Albertan collaboration tests early warning and pest monitoring system

In Alberta, a wireless, self-sufficient imaging device the size of a credit card is being tested.

The IoT (Internet of Things) imager known as “Firefly” is being studied for use in the early detection of diseases and pest outbreaks in crops.

To this end, Alberta-based LEAN Systems and technology partner Proxilogica have teamed up with Agriculture and Agri-Food Canada at the Lethbridge Research Development Center (AAFC-LeRDC).

Dr. Anne Smith, researcher at LeRDC, and colleagues Drs. Jonathan Neilson and Charles Geddes have developed low-cost imaging platforms for digital image capture and image analysis of plant development in growing rooms, greenhouses and laboratories.

Used in commercial agriculture, the device can be used in virtually any environment and for any crop, with the exception of mushrooms, as the device requires light to operate.

Bill Halina, managing director of LEAN Systems, says two research groups at AAFC have started deployment in greenhouse and shelf propagation environments, with four more pending. “As we bring more to market this summer, we have also set up some commercial greenhouse operations in the Lethbridge area and are open to interest from all segments of the market.”

For the past two years, Smith and Neilson have worked with LEAN Systems to test this technology. The early systems have been shown to be effective in capturing images of greenhouse plants and then uploading them remotely to a central server. The images can then be downloaded by the user. Image analysis logs can be used to automatically extract information about plant growth over time.

In the meantime, employees have started the first data collection campaign that collects thousands of sensor readings and images of insect traps and plant structures. “We need this data to train the machine learning systems so that they can differentiate between benign and harmful insects and also identify disease signatures in leaves,” says Halina.

There are two ways Firefly can support greenhouse producers: monitoring and analysis.

“First and foremost, arrays of fireflies provide area-wide, round-the-clock scouting services looking for pest and disease outbreaks,” says Halina. In this case, quick responses can prevent rapid spread and widespread losses. Hence, the system would be configured to send email / SMS alerts to the pest control personnel. “

The second serves as a preventive decision support tool. “Analysis software with access to extensive historical measurements of all environmental readings and positive / negative results as determined from the images will be able to generate preventative warnings when conditions that have caused problems in the past are in the current state of the.” Greenhouse. For example, the machine learning system could determine that a combination of higher relative humidity, lower light levels and lower air speed correlate with mold outbreaks and therefore provide a “heat map” of where conditions should be adjusted to avoid such problems, ”explains Halinaina. “Prevention is much better than cure.”

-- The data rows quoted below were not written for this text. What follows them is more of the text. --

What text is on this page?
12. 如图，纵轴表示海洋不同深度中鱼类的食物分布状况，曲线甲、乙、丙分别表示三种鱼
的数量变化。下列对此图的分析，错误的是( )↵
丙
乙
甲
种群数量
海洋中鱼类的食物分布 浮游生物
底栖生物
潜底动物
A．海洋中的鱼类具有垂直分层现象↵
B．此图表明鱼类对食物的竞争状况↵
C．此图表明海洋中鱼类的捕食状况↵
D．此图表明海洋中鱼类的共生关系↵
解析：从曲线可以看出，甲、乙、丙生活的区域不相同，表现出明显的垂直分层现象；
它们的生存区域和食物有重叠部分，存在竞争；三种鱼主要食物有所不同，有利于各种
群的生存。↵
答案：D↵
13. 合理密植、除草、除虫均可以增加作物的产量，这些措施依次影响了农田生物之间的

According to Dr. David Southwell, CEO of Proxilogica Corporation, is behind the Firefly architecture “large fleets of tiny imagers that maximize space coverage with enough intelligence on board to preprocess data and securely transfer it to the cloud, where bird’s eye view maps are located.” built. AI-supported analysis functions can be carried out both at the edge and at the core, which drastically reduces network traffic and thus enables fleet scaling. “

Halina says that in the future it will be possible to communicate directly with third-party management software or closed environmental control systems. “We know that modern greenhouses are already equipped with monitoring and control systems – these are usually centralized. What we’re bringing to the table here is a complementary approach that emphasizes fleets of tiny devices that can create 2D maps (or even 3D in the case of vertical farms) of conditions and capture variations and microclimate within a facility. “

The technology also has applications in the field. Says Southwell, “We are starting in CEA areas and will shortly be making the imagers more robust and adapting them for more demanding outdoor horticultural applications, including UAV platforms.”